Minha mãe mantinha a casa viva enquanto eu mantinha as luzes acesas. Quando ela faleceu dois anos atrás, foi como perder a única pessoa que manteve nossa família unida apenas com teimosia e listas de supermercado.

Mas construímos algo de qualquer forma. Não perfeito. Não fácil. Mas era nosso.

Maya cresceu e se tornou o tipo de menina que vê o que precisa ser feito antes de alguém pedir. Owen, meu filho, se tornou aquele que carrega coisas pesadas sem avisar. Ellie aprendeu a fazer Rosie rir nos dias difíceis. June transformava cada momento difícil em uma piada. E Rosie, o bebê que Natalie deixou, cresceu acreditando que eu posso consertar quase tudo, desde que tenha café primeiro.

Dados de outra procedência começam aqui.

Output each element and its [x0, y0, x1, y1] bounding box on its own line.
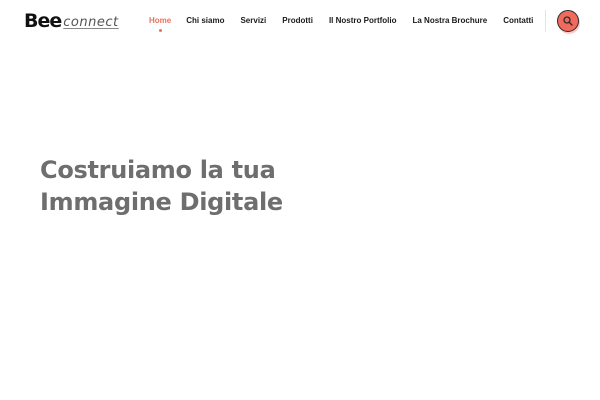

Esse é o tipo de fé que nenhum homem realmente conquista. Pais apenas a pegam emprestada e tentam não desperdiçá-la.

 

As crianças me receberam na porta quando cheguei do supermercado. Rosie pegou primeiro as batatas fritas. June queria saber se eu lembrava dos chocolates. Maya pegou a caixa de absorventes silenciosamente, do jeito que ela sempre lidava com as coisas privadas das irmãs.

Essa era nossa vida. Simples, cheia e barulhenta de um jeito bom.

No jantar daquele sábado à noite, Owen perguntou se ainda íamos ao cemitério no domingo de manhã para visitar o túmulo da vovó antes do almoço.

"Iremos depois da igreja," eu disse.

Rosie fez uma careta para o bolo de carne, depois comeu duas fatias. June anunciou que a menstruação era uma farsa. Ellie disse para ela parar de ser dramática até que June apontou que a própria primeira menstruação da Ellie envolveu chorar por causa de uma batata. Maya riu tanto que o leite saiu pelo nariz, fazendo todos caírem na gargalhada.